Dáil debates

Tuesday, 4 November 2014

Topical Issue Debate

Nursing Homes Support Scheme Administration

6:15 pm

Photo of Denis NaughtenDenis Naughten (Roscommon-South Leitrim, Independent) | Oireachtas source

If someone applies for the fair deal nursing home scheme, the first payment will not be received until 13 March 2015. That leaves three categories of people, one of which is those who are in nursing homes. The families of these people must find a minimum of €13,000 to fund the nursing home stay between now and when the payment kicks in. The other group of people involves those who, according to HSE medical staff, can only be cared for in a private or public nursing home and are remaining in their homes because families cannot afford to put them into nursing homes. It is leading to two problems, one of which is the potential risk of neglect to the person, through no fault of the family, by remaining at home when the person needs to be in a nursing home. The second is that many of the people will end up back in hospital with preventable conditions.

I know an elderly person in my own constituency who had to be taken from a private nursing home because the family could not afford it. That person was admitted into an acute hospital pending approval of an application to the fair deal scheme.

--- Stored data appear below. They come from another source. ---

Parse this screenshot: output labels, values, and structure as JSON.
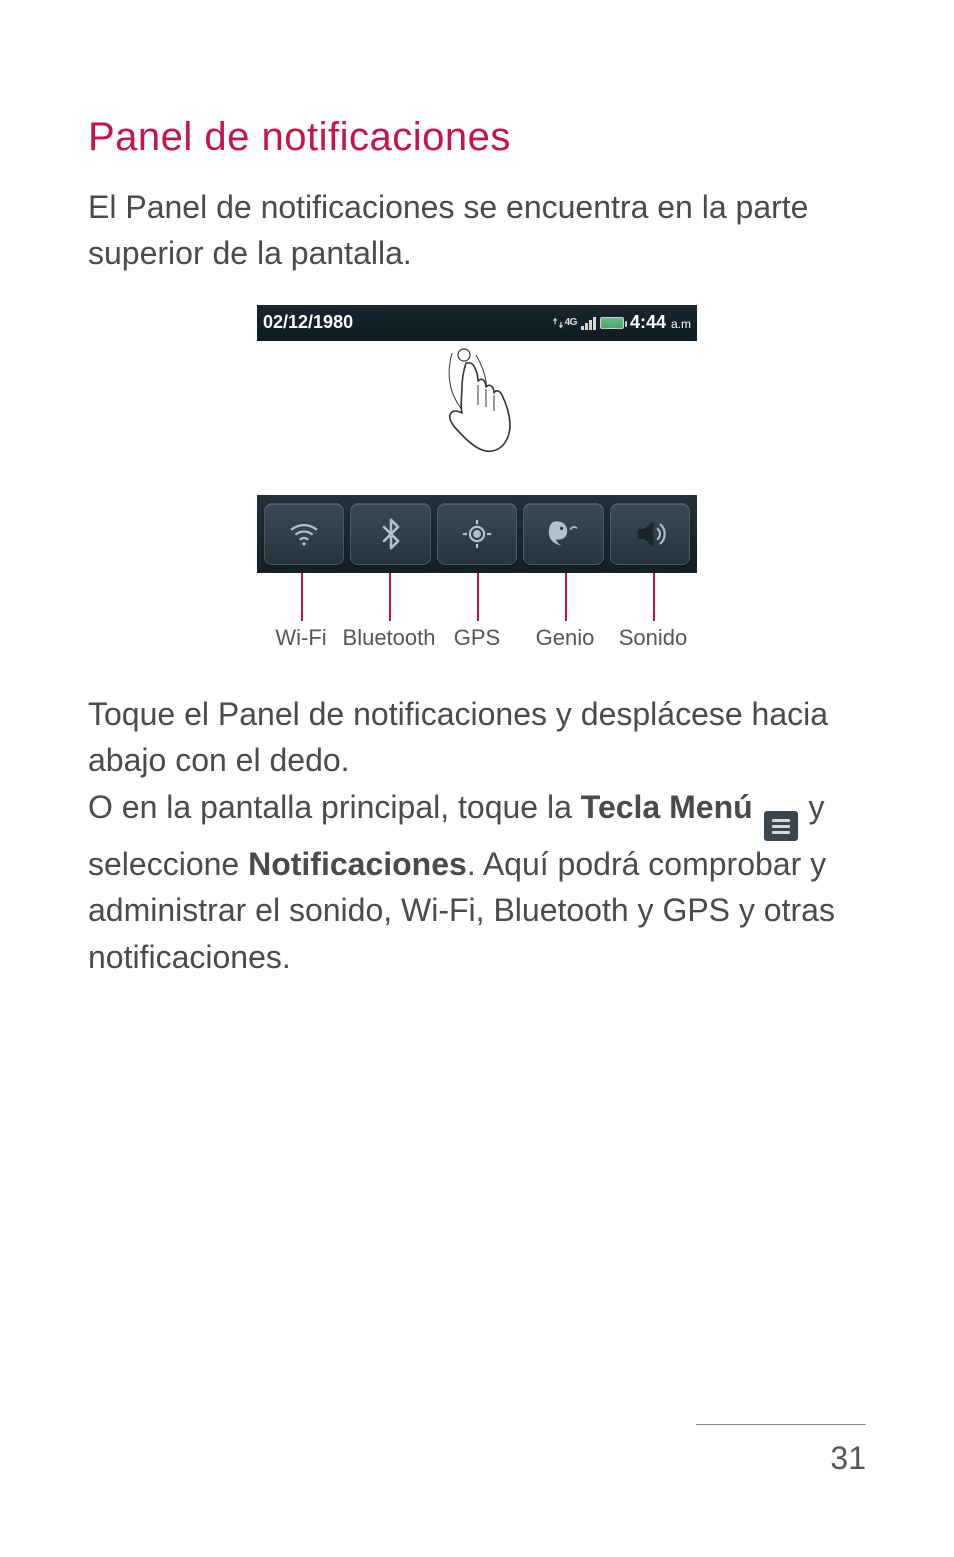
{
  "heading": "Panel de notificaciones",
  "intro": "El Panel de notificaciones se encuentra en la parte superior de la pantalla.",
  "statusbar": {
    "date": "02/12/1980",
    "network_label": "4G",
    "time": "4:44",
    "ampm": "a.m"
  },
  "quick_settings": [
    {
      "id": "wifi",
      "label": "Wi-Fi"
    },
    {
      "id": "bt",
      "label": "Bluetooth"
    },
    {
      "id": "gps",
      "label": "GPS"
    },
    {
      "id": "genio",
      "label": "Genio"
    },
    {
      "id": "sound",
      "label": "Sonido"
    }
  ],
  "para2": {
    "l1": "Toque el Panel de notificaciones y desplácese hacia abajo con el dedo.",
    "l2a": "O en la pantalla principal, toque la ",
    "kw_menu": "Tecla Menú",
    "l2b": " y seleccione ",
    "kw_notif": "Notificaciones",
    "l2c": ". Aquí podrá comprobar y administrar el sonido, Wi-Fi, Bluetooth y GPS y otras notificaciones."
  },
  "page_number": "31"
}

A third cohort consists of more than 700 people who are fit to be discharged from hospital but must remain there. This is effectively taking 250,000 hospital bed nights out of the system. The only way to effectively tackle the congestion is to ring-fence the €25 million announced in the budget specifically for that purpose. That should be ring-fenced to treat older people before they need to go into hospital, and for those who end up in hospital, it should be used to get them well and out of hospital as soon as possible. The way to do this is threefold. We must increase long-term care capacity in the form of long-stay beds and the community care model by extending the fair deal scheme to include community supports. We need to reduce the number of older people attending our emergency departments by opening medical assessment units and urgent care centres in smaller hospitals, as well as maximising the use of technology for remote consultation. We also need to increase the rate of discharge into long-term care and the provision of short-term beds. This will unlock the capacity problem within our acute hospital system.